1. Field of the Invention
The present invention pertains to polishing of thin flexible workpieces, such as semiconductor wafers, and in particular to carriers used to support the wafers during chemical/mechanical polishing.
2. Description of the Related Art
It is important during chemical/mechanical polishing operations that the slurry have a uniform effect on the semiconductor wafer, during a processing cycle. It has been observed that slurry tends to build up in the region where the wafer peripheral edge, ring extension and carrier plate meet. Elaborate precautions are taken in designing carriers and slurry compositions to ensure the continual flow of slurry about a wafer. This is important, in part, because the abrasive particles within the slurry are "worn down" over prolonged use, and also because of temperature variations (local "hot spots"). It is important that these slurry-related parameters remain uniform throughout all portions of a wafer, during an ongoing polishing operation. Careful inspection of wafer polishing operations indicates that slurry flow is markedly slowed and at times even stagnated in a "build-up" region where the wafer peripheral edge, ring extension and carrier back-up plate meet. In order to better control polishing operations, advances are being sought to remedy slurry stagnation.

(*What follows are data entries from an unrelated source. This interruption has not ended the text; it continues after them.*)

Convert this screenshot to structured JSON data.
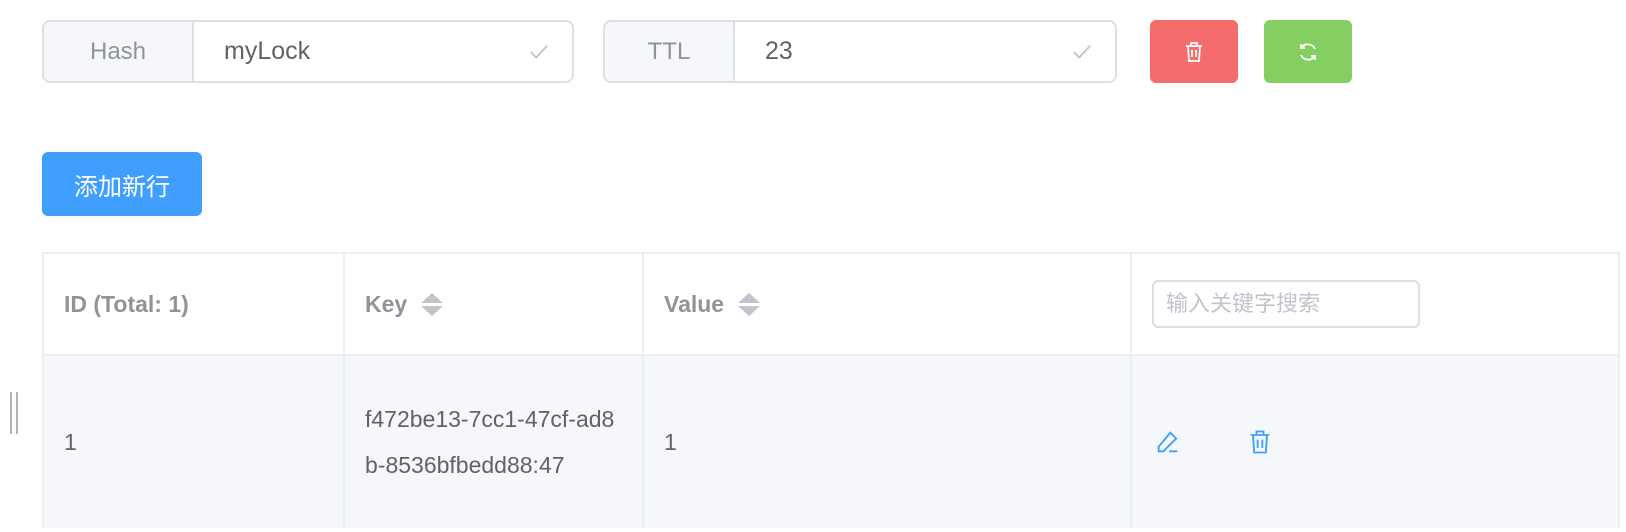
{
  "toolbar": {
    "hash_label": "Hash",
    "hash_value": "myLock",
    "ttl_label": "TTL",
    "ttl_value": "23",
    "delete_icon": "trash-icon",
    "refresh_icon": "refresh-icon",
    "add_row_label": "添加新行"
  },
  "table": {
    "columns": [
      "ID (Total: 1)",
      "Key",
      "Value"
    ],
    "search_placeholder": "输入关键字搜索",
    "rows": [
      {
        "id": "1",
        "key": "f472be13-7cc1-47cf-ad8b-8536bfbedd88:47",
        "value": "1"
      }
    ]
  },
  "colors": {
    "danger": "#f56c6c",
    "success": "#85ce61",
    "primary": "#409eff"
  }
}
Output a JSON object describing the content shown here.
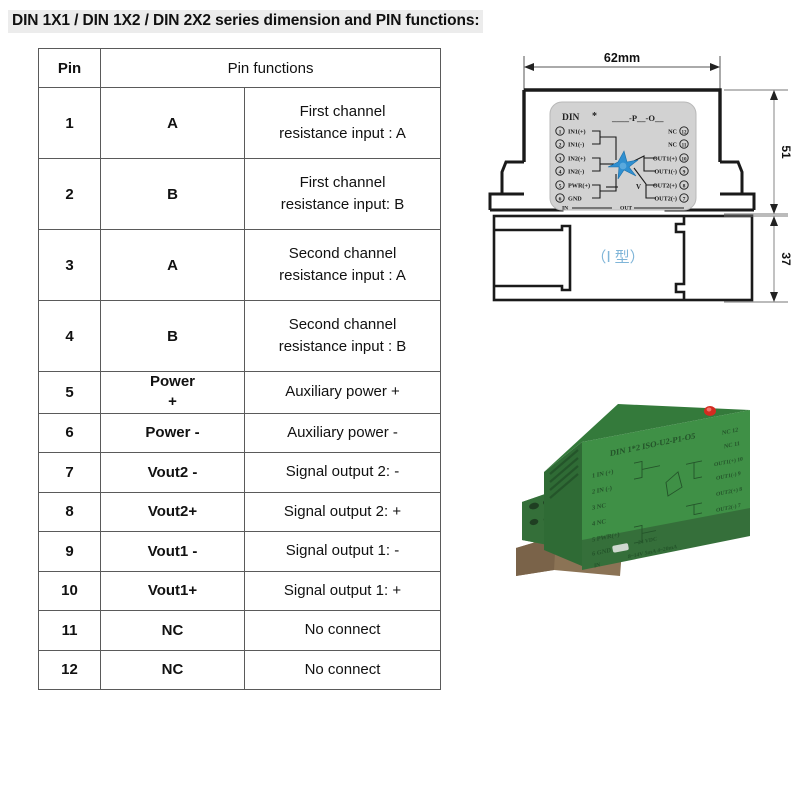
{
  "document": {
    "title": "DIN 1X1 / DIN 1X2 / DIN 2X2 series dimension and PIN functions:"
  },
  "table": {
    "headers": {
      "pin": "Pin",
      "functions": "Pin functions"
    },
    "rows": [
      {
        "pin": "1",
        "symbol": "A",
        "symbol2": "",
        "fn_line1": "First channel",
        "fn_line2": "resistance input : A"
      },
      {
        "pin": "2",
        "symbol": "B",
        "symbol2": "",
        "fn_line1": "First channel",
        "fn_line2": "resistance input: B"
      },
      {
        "pin": "3",
        "symbol": "A",
        "symbol2": "",
        "fn_line1": "Second channel",
        "fn_line2": "resistance input : A"
      },
      {
        "pin": "4",
        "symbol": "B",
        "symbol2": "",
        "fn_line1": "Second channel",
        "fn_line2": "resistance input : B"
      },
      {
        "pin": "5",
        "symbol": "Power",
        "symbol2": "+",
        "fn_line1": "Auxiliary power +",
        "fn_line2": ""
      },
      {
        "pin": "6",
        "symbol": "Power -",
        "symbol2": "",
        "fn_line1": "Auxiliary power -",
        "fn_line2": ""
      },
      {
        "pin": "7",
        "symbol": "Vout2 -",
        "symbol2": "",
        "fn_line1": "Signal output  2: -",
        "fn_line2": ""
      },
      {
        "pin": "8",
        "symbol": "Vout2+",
        "symbol2": "",
        "fn_line1": "Signal output 2: +",
        "fn_line2": ""
      },
      {
        "pin": "9",
        "symbol": "Vout1 -",
        "symbol2": "",
        "fn_line1": "Signal output 1: -",
        "fn_line2": ""
      },
      {
        "pin": "10",
        "symbol": "Vout1+",
        "symbol2": "",
        "fn_line1": "Signal output 1: +",
        "fn_line2": ""
      },
      {
        "pin": "11",
        "symbol": "NC",
        "symbol2": "",
        "fn_line1": "No connect",
        "fn_line2": ""
      },
      {
        "pin": "12",
        "symbol": "NC",
        "symbol2": "",
        "fn_line1": "No connect",
        "fn_line2": ""
      }
    ]
  },
  "drawing": {
    "dim_width": "62mm",
    "dim_height_upper": "51",
    "dim_height_lower": "37",
    "type_label": "（Ⅰ 型）",
    "label_plate": {
      "model_prefix": "DIN",
      "model_star": "*",
      "model_suffix": "-P__-O__",
      "left_pins": [
        {
          "num": "1",
          "name": "IN1(+)"
        },
        {
          "num": "2",
          "name": "IN1(-)"
        },
        {
          "num": "3",
          "name": "IN2(+)"
        },
        {
          "num": "4",
          "name": "IN2(-)"
        },
        {
          "num": "5",
          "name": "PWR(+)"
        },
        {
          "num": "6",
          "name": "GND"
        }
      ],
      "right_pins": [
        {
          "num": "12",
          "name": "NC"
        },
        {
          "num": "11",
          "name": "NC"
        },
        {
          "num": "10",
          "name": "OUT1(+)"
        },
        {
          "num": "9",
          "name": "OUT1(-)"
        },
        {
          "num": "8",
          "name": "OUT2(+)"
        },
        {
          "num": "7",
          "name": "OUT2(-)"
        }
      ],
      "voltage_mark": "V",
      "footer_in": "IN",
      "footer_out": "OUT"
    },
    "colors": {
      "plate_fill": "#d2d2d2",
      "star_blue": "#2f8fd0",
      "type_text": "#7fb5d8",
      "outline": "#1a1a1a"
    }
  },
  "photo": {
    "model_text": "DIN 1*2 ISO-U2-P1-O5",
    "label_lines": [
      "1 IN (+)",
      "2 IN (-)",
      "3 NC",
      "4 NC",
      "5 PWR(+)",
      "6 GND"
    ],
    "label_right_lines": [
      "NC 12",
      "NC 11",
      "OUT1(+) 10",
      "OUT1(-) 9",
      "OUT2(+) 8",
      "OUT2(-) 7"
    ],
    "footer_text": "8~14V  5mA  4~20mA",
    "colors": {
      "case_front": "#3f9046",
      "case_top": "#347a3b",
      "case_side": "#2f6b35",
      "case_dark": "#2a5e30",
      "terminal": "#3c8a42",
      "led": "#d42b20",
      "rail": "#8b7355"
    }
  }
}
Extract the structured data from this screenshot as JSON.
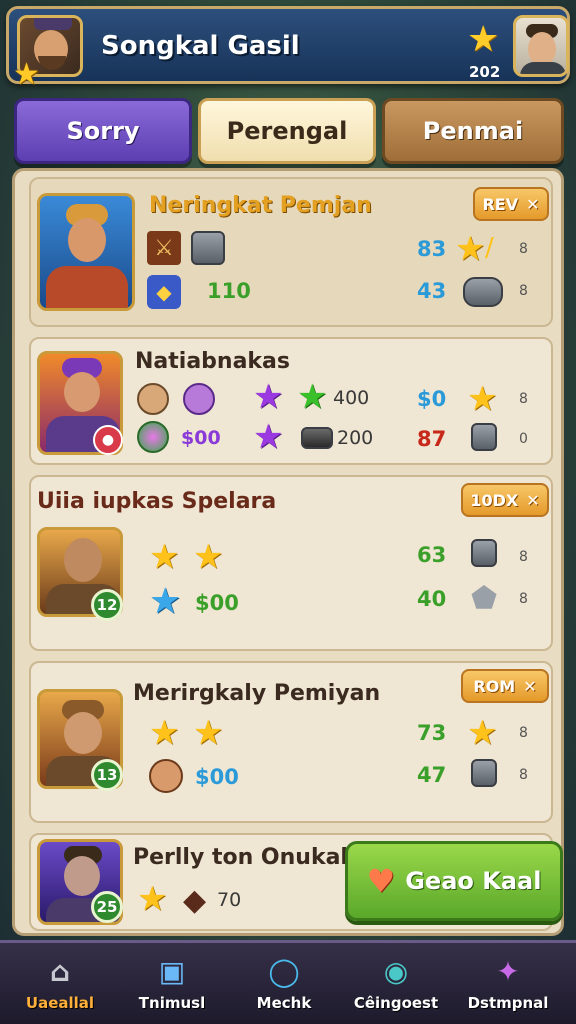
{
  "header": {
    "title": "Songkal Gasil",
    "star_count": "202",
    "star_icon": "star-icon"
  },
  "tabs": [
    {
      "label": "Sorry"
    },
    {
      "label": "Perengal"
    },
    {
      "label": "Penmai"
    }
  ],
  "cards": [
    {
      "title": "Neringkat Pemjan",
      "badge": "REV",
      "item_value": "110",
      "stats": [
        "83",
        "43"
      ],
      "side_values": [
        "8",
        "8"
      ]
    },
    {
      "title": "Natiabnakas",
      "values": [
        "400",
        "$00",
        "200"
      ],
      "stats": [
        "$0",
        "87"
      ],
      "side_values": [
        "8",
        "0"
      ]
    },
    {
      "title": "Uiia iupkas Spelara",
      "badge": "10DX",
      "level": "12",
      "value": "$00",
      "stats": [
        "63",
        "40"
      ],
      "side_values": [
        "8",
        "8"
      ]
    },
    {
      "title": "Merirgkaly Pemiyan",
      "badge": "ROM",
      "level": "13",
      "value": "$00",
      "stats": [
        "73",
        "47"
      ],
      "side_values": [
        "8",
        "8"
      ]
    },
    {
      "title": "Perlly ton Onukal",
      "level": "25",
      "value": "70",
      "button": "Geao Kaal"
    }
  ],
  "nav": [
    {
      "label": "Uaeallal",
      "icon": "home-icon"
    },
    {
      "label": "Tnimusl",
      "icon": "chest-icon"
    },
    {
      "label": "Mechk",
      "icon": "search-icon"
    },
    {
      "label": "Cêingoest",
      "icon": "compass-icon"
    },
    {
      "label": "Dstmpnal",
      "icon": "gems-icon"
    }
  ],
  "colors": {
    "header_bg": "#1f4068",
    "tab_active": "#f0deae",
    "tab_purple": "#6a4ac4",
    "tab_brown": "#b07a40",
    "panel_bg": "#e8dcc2",
    "button_green": "#7ac23a",
    "nav_active": "#ffb03a"
  }
}
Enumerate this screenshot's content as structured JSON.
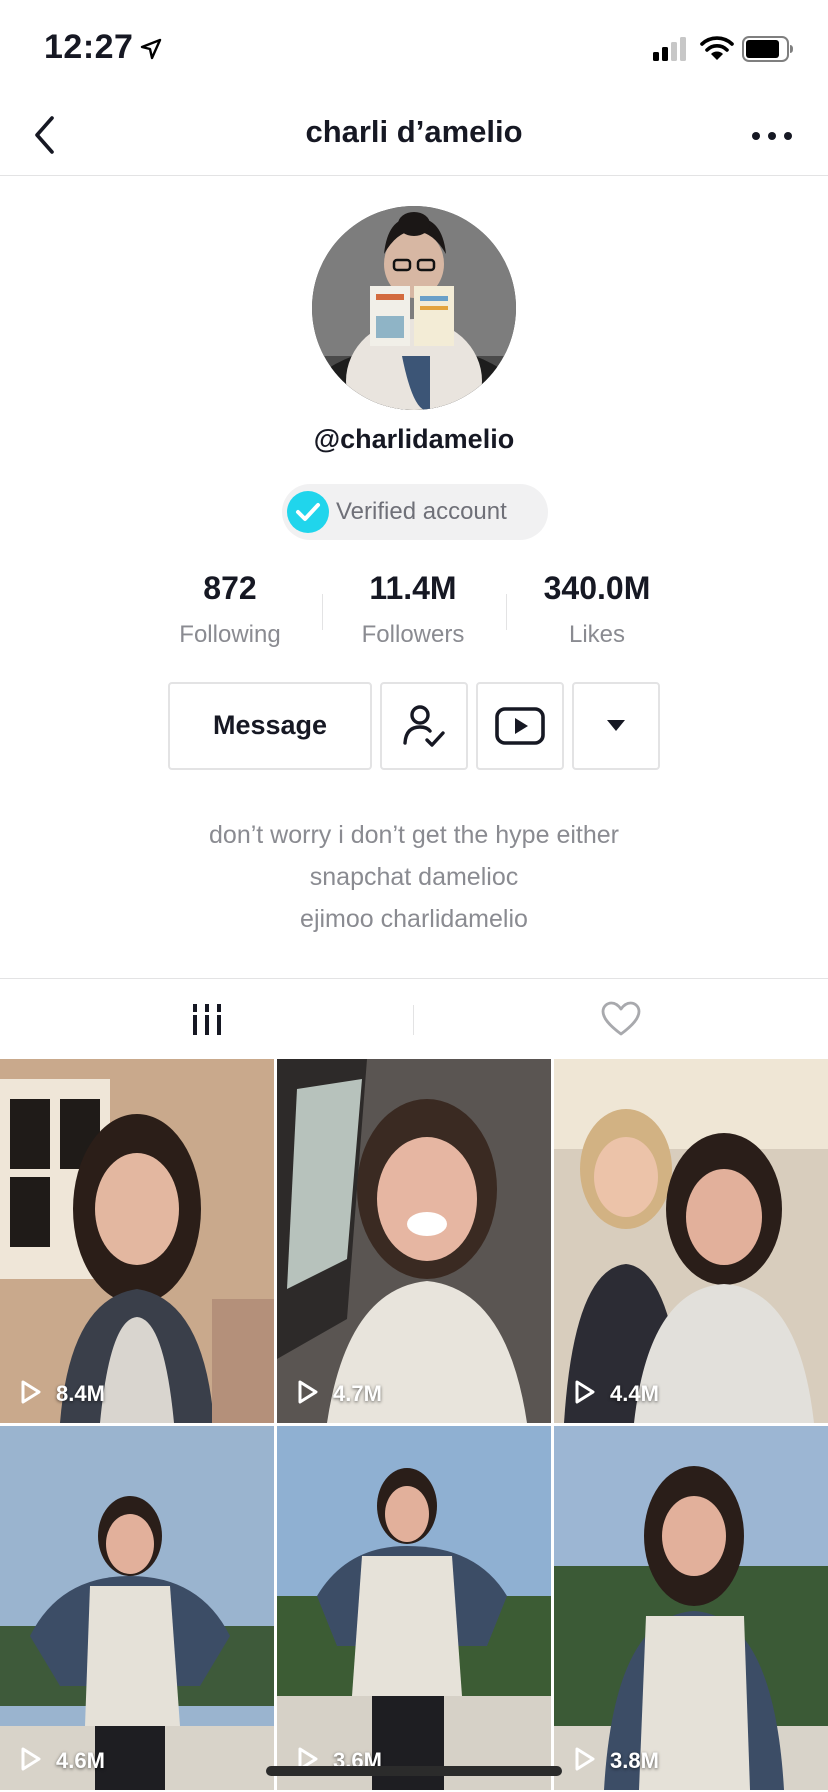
{
  "status_bar": {
    "time": "12:27"
  },
  "nav": {
    "title": "charli d’amelio"
  },
  "profile": {
    "username": "@charlidamelio",
    "verified_label": "Verified account",
    "stats": [
      {
        "value": "872",
        "label": "Following"
      },
      {
        "value": "11.4M",
        "label": "Followers"
      },
      {
        "value": "340.0M",
        "label": "Likes"
      }
    ],
    "message_label": "Message",
    "bio": [
      "don’t worry i don’t get the hype either",
      "snapchat damelioc",
      "ejimoo charlidamelio"
    ]
  },
  "videos": [
    {
      "views": "8.4M"
    },
    {
      "views": "4.7M"
    },
    {
      "views": "4.4M"
    },
    {
      "views": "4.6M"
    },
    {
      "views": "3.6M"
    },
    {
      "views": "3.8M"
    }
  ],
  "colors": {
    "verified": "#20d5ec",
    "text": "#161823",
    "muted": "#8a8b91",
    "border": "#e3e3e4"
  },
  "icons": [
    "location-arrow-icon",
    "signal-icon",
    "wifi-icon",
    "battery-icon",
    "back-icon",
    "more-icon",
    "verified-check-icon",
    "user-check-icon",
    "youtube-icon",
    "caret-down-icon",
    "grid-icon",
    "heart-icon",
    "play-icon"
  ]
}
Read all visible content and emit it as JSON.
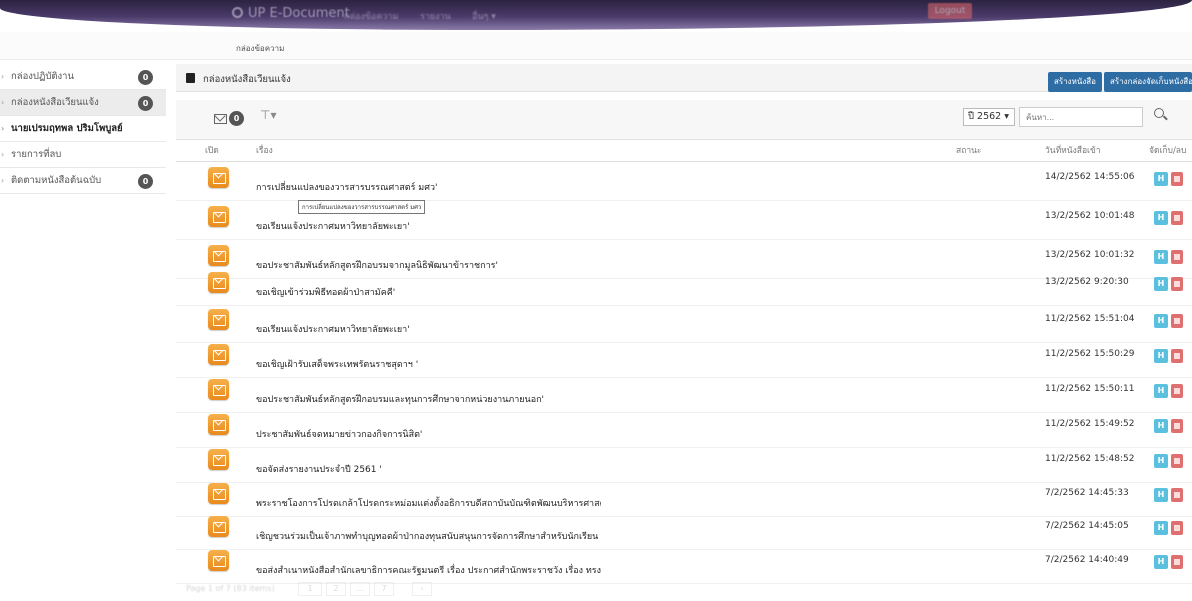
{
  "navbar": {
    "brand": "UP E-Document",
    "items": [
      "กล่องข้อความ",
      "รายงาน",
      "อื่นๆ ▾"
    ],
    "logout": "Logout"
  },
  "breadcrumb": "กล่องข้อความ",
  "sidebar": {
    "items": [
      {
        "label": "กล่องปฏิบัติงาน",
        "count": "0"
      },
      {
        "label": "กล่องหนังสือเวียนแจ้ง",
        "count": "0"
      },
      {
        "label": "นายเปรมฤทพล ปริมโพบูลย์",
        "count": ""
      },
      {
        "label": "รายการที่ลบ",
        "count": ""
      },
      {
        "label": "ติดตามหนังสือต้นฉบับ",
        "count": "0"
      }
    ]
  },
  "panel": {
    "title": "กล่องหนังสือเวียนแจ้ง",
    "create_doc": "สร้างหนังสือ",
    "create_box": "สร้างกล่องจัดเก็บหนังสือ"
  },
  "toolbar": {
    "mail_count": "0",
    "year": "ปี 2562",
    "search_placeholder": "ค้นหา..."
  },
  "table": {
    "headers": {
      "open": "เปิด",
      "subject": "เรื่อง",
      "status": "สถานะ",
      "date": "วันที่หนังสือเข้า",
      "actions": "จัดเก็บ/ลบ"
    },
    "rows": [
      {
        "subject": "การเปลี่ยนแปลงของวารสารบรรณศาสตร์ มศว'",
        "date": "14/2/2562 14:55:06"
      },
      {
        "subject": "ขอเรียนแจ้งประกาศมหาวิทยาลัยพะเยา'",
        "date": "13/2/2562 10:01:48"
      },
      {
        "subject": "ขอประชาสัมพันธ์หลักสูตรฝึกอบรมจากมูลนิธิพัฒนาข้าราชการ'",
        "date": "13/2/2562 10:01:32"
      },
      {
        "subject": "ขอเชิญเข้าร่วมพิธีทอดผ้าป่าสามัคคี'",
        "date": "13/2/2562 9:20:30"
      },
      {
        "subject": "ขอเรียนแจ้งประกาศมหาวิทยาลัยพะเยา'",
        "date": "11/2/2562 15:51:04"
      },
      {
        "subject": "ขอเชิญเฝ้ารับเสด็จพระเทพรัตนราชสุดาฯ '",
        "date": "11/2/2562 15:50:29"
      },
      {
        "subject": "ขอประชาสัมพันธ์หลักสูตรฝึกอบรมและทุนการศึกษาจากหน่วยงานภายนอก'",
        "date": "11/2/2562 15:50:11"
      },
      {
        "subject": "ประชาสัมพันธ์จดหมายข่าวกองกิจการนิสิต'",
        "date": "11/2/2562 15:49:52"
      },
      {
        "subject": "ขอจัดส่งรายงานประจำปี 2561 '",
        "date": "11/2/2562 15:48:52"
      },
      {
        "subject": "พระราชโองการโปรดเกล้าโปรดกระหม่อมแต่งตั้งอธิการบดีสถาบันบัณฑิตพัฒนบริหารศาสตร์",
        "date": "7/2/2562 14:45:33"
      },
      {
        "subject": "เชิญชวนร่วมเป็นเจ้าภาพทำบุญทอดผ้าป่ากองทุนสนับสนุนการจัดการศึกษาสำหรับนักเรียน",
        "date": "7/2/2562 14:45:05"
      },
      {
        "subject": "ขอส่งสำเนาหนังสือสำนักเลขาธิการคณะรัฐมนตรี เรื่อง ประกาศสำนักพระราชวัง เรื่อง ทรง",
        "date": "7/2/2562 14:40:49"
      }
    ],
    "action_label": "H"
  },
  "tooltip": "การเปลี่ยนแปลงของวารสารบรรณศาสตร์ มศว",
  "pager": {
    "text": "Page 1 of 7 (83 items)",
    "pages": [
      "1",
      "2",
      "...",
      "7",
      "›"
    ]
  }
}
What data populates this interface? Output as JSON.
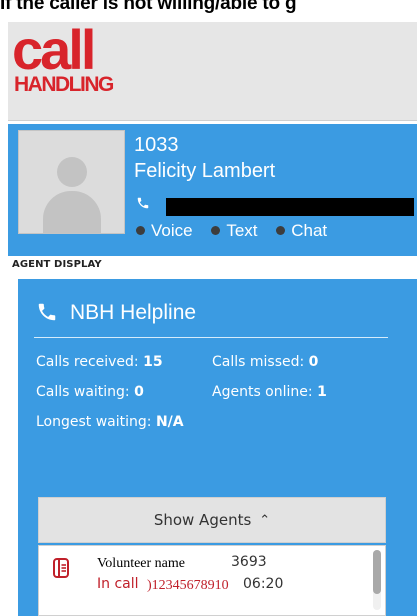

Wafer carrier assemblies of the type to which the present invention is directed include a backing plate member having a central protruding portion which provides backing support for the wafer, and an outer surrounding ring mounting portion which is recessed away from the wafer surface. Ring extensions, typically in the form of a band of material having a vertically elongated cross-section, are secured at their upper end to the ring mounting portion of a backing member. The lower free end of the ring extension is aligned with the cross-sectional mid-plane of the wafer or a point slightly therebelow, but yet spaced above the surface of the polishing table.
In order to provide a commercially practical precision alignment of the ring extension with respect to the wafer, the ring extension is undersized so as to have a reduced cross-sectional height, and the amount of undersizing is made up with one or more annular shims positioned between the upper end of the ring extension and the mounting portion of the backing member. In the past, under certain polishing conditions, slurry was observed to migrate into the area of the shims and, on occasion, was found to gain entry between the shims, thus distorting the planarity or planar alignment of the ring extension with respect to the polishing surface. Despite the recognition of this problem, emphasis was still given to the need to provide a free slurry flow across the surface of the wafer to be polished, a concern which oftentimes outweighed the occasional shim distortion problem. Even if the entry of slurry material into the shim area is infrequent, it would be desirable to eliminate the problem altogether, if a way could be developed which would avoid impeding slurry flow across the wafer.
A similar problem has been observed when slurry builds up in the upper portion of the extension ring, between the extension ring and the backing member, at a point above and behind the wafer being polished. On occasion, downforce pressures needed for successful polishing cause slurry to become impacted between the ring extension and the backing member. Upon subsequent ingress of slurry under pressure, slurry was found to build up behind the wafer, that is, between the wafer and the backing member. Again, the problem has been observed on an irregular basis, and in general, it is preferable to assure free slurry flow across the wafer surface being polished. However, a resolution to slurry build-up behind the wafer would be desirable if an adequate solution could be found which avoids interrupting the slurry flow across the wafer being polished.